Sanità privata. Cimo-Fesmed: “Medici AIOP senza contratto da 18 anni. Schillaci riapra tavolo di confronto”

Sanità privata. Cimo-Fesmed: “Medici AIOP senza contratto da 18 anni. Schillaci riapra tavolo di confronto”

Sanità privata. Cimo-Fesmed: “Medici AIOP senza contratto da 18 anni. Schillaci riapra tavolo di confronto”
Il sindacato: “Basta finanziare strutture sanitarie private convenzionate che sfruttano il lavoro dei medici. Si tratta di una situazione grave che occorre risolvere al più presto”.

I medici dipendenti delle strutture sanitarie private convenzionate associate all’AIOP attendono da 18 anni il rinnovo del contratto di lavoro. Intanto, quelle stesse strutture continuano a ricevere incentivi e finanziamenti da parte di Stato e Regioni per abbattere le liste d’attesa o sopperire alle carenze della sanità pubblica. Obiettivi che AIOP raggiunge sfruttando il lavoro dei medici. Una condotta ritenuta inaccettabile dal sindacato Federazione CIMO-FESMED, cui aderisce anche la sigla CIMOP, unica firmataria del contratto che regola il rapporto di lavoro del personale medico dipendente di strutture private convenzionate.

“Il Ministro Speranza aveva aperto un tavolo di confronto con AIOP, CIMOP, Regioni e Ministero della Salute per sbloccare le trattative, ma senza riuscire ad arrivare ad un compromesso.

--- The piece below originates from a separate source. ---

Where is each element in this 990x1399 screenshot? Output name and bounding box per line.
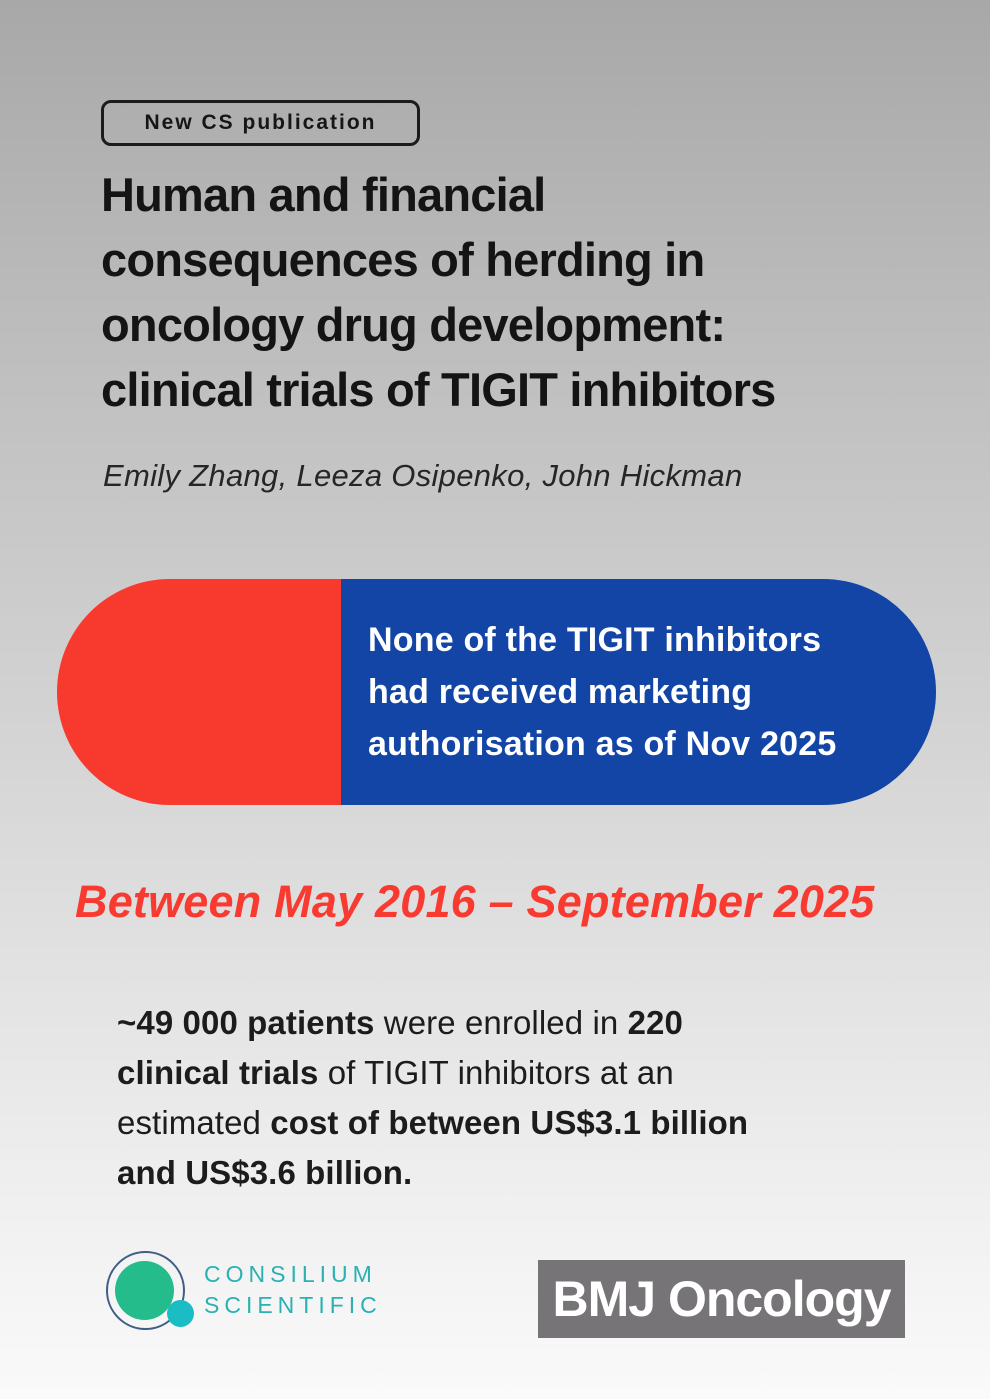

Chiediamo dunque al Ministro Schillaci di riaprire quel tavolo e di convocare urgentemente le parti per risolvere un problema che ad oggi riguarda oltre 4.700 medici”, dichiara Guido Quici, Presidente della Federazione CIMO-FESMED.

“I medici dipendenti dell’AIOP sono vittime di una vera e propria discriminazione sia rispetto ai medici del pubblico che ai medici dipendenti delle strutture religiose e no profit associate all’ARIS, che invece ha rinnovato il contratto di lavoro nel 2020: i medici AIOP guadagnano il 30% in meno dei colleghi ARIS e la metà dei colleghi del pubblico; acquisiscono titoli che non risultano equipollenti a quelli del pubblico in caso di concorso e non possono godere delle tante novità in tema di diritto del lavoro intervenute dal 2005 ad oggi. Si tratta di una situazione grave che occorre risolvere al più presto”, conclude.